Human embryonic kidney cell line 293FT and human cervical cancer cell line HeLa were cultured in Dulbecco’s modified Eagle’s medium (DMEM, Gibco) supplemented with 10% fetal bovine serum (FBS, Gibco) and 1% Antibiotic-Antimycotic (Gibco). Mouse embryonic stem (mES) cell line was maintained in N2B27 medium plus 2i (Stemgent) and mLIF (Millipore). The N2B27 medium consists of DMEM/F12 (Gibco) and Neurobasal (Gibco) at a ratio of 1:1 and was supplemented with 1% N-2 supplement (Gibco), 0.5% B-27 supplement (Gibco), 20 ng/ml BSA (Sigma), 10 μg/ml insulin (Roche), 1% GlutaMAX (Gibco), 5% knockout serum replacement (KOSR, Gibco), 0.1% β-mercaptoethanol (Gibco), and 1% Antibiotic-Antimycotic (Gibco). 293FT cells were transfected using Lipofectamine LTX (Invitrogen) following the manufacturer’s recommended protocol. mES cells were transfected via electroporation using Neon™ transfection system (Invitrogen) following the manufacturer’s recommended protocol. For each well of a 24-well plate, a total of 750 ng plasmids (Cas12a-2AeGFP: crRNA = 2: 1) was used. Then, 48 h following transfection, GFP-positive cells were sorted using the MoFlo XDP (Beckman Coulter).
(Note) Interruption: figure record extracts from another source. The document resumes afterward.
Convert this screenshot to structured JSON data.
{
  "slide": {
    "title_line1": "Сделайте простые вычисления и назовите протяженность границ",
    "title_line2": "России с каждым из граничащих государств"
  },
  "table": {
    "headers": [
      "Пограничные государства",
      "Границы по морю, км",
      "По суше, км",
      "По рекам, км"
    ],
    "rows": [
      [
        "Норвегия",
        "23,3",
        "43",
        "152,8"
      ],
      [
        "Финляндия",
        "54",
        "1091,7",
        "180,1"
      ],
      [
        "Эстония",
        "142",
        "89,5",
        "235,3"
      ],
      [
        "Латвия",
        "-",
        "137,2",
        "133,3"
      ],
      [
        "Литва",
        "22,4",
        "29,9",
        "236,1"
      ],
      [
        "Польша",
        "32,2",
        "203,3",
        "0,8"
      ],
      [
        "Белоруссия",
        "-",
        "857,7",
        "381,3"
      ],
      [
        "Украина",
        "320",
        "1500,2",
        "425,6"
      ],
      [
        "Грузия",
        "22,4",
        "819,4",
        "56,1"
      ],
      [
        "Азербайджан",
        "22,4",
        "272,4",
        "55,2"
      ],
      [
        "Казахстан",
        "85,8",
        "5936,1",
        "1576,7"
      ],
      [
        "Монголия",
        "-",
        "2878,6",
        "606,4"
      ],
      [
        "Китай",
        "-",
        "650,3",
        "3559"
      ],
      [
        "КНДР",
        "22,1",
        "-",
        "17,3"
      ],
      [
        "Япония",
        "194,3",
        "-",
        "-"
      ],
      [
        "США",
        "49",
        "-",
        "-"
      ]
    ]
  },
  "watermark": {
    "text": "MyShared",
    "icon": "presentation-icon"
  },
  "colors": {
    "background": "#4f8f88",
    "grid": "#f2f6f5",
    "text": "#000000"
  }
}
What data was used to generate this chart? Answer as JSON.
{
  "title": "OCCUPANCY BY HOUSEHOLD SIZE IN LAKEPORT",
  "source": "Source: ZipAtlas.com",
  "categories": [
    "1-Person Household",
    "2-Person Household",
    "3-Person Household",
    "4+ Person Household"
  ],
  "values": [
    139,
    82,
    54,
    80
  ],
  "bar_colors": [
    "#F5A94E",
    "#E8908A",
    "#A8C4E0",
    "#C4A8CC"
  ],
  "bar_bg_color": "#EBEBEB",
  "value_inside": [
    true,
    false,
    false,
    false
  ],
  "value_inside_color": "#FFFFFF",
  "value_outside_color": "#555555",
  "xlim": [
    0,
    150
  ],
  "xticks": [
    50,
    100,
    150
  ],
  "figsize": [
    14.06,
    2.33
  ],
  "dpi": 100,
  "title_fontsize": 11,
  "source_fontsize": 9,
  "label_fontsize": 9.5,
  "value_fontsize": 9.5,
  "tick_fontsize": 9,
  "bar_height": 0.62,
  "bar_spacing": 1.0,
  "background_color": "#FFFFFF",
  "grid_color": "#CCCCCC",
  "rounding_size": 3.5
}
T7 endonuclease I assay for genome modification

Cells were collected after 48 h post-transfection for genomic DNA extraction. GFP-positive cells sorted by FACS were lysed directly using Buffer L (Bimake). The genomic region flanking the Cas12a targeting site of each gene was PCR-amplified (Additional file 4: Table S6), and products were purified using DNA Clean & Concentrator (ZYMO Research) following the manufacturer’s protocol. A total of ~ 200 ng purified PCR amplicons was mixed with 1 μl NEBuffer 2 (NEB) and diluted in ddH2O to 10 μl, then subjected to a re-annealing process to form a heteroduplex according to our previously reported procedure [24]. After re-annealing, the products were treated with T7EI (NEB) following recommending protocol, and 2.5% agarose gels (Takara) were used for further analysis. Indels were calculated via band intensities based on previously reported method [25].

GFP disruption assay

Human 293FT.eGFP cells harboring a single-copy, integrated AAVS1-eGFP gene were generated by our lab. These cells were transfected with Cas12a expression plasmid and crRNA expression plasmid, or Cas12a expression plasmid and an U6 promoter-driven empty plasmid as a negative control using Lipofectamine LTX (Invitrogen). Three days post-transfection, cells were analyzed on the MoFlo XDP (Beckman Coulter). For each sample, transfections and flow cytometry measurements were performed in triplicate.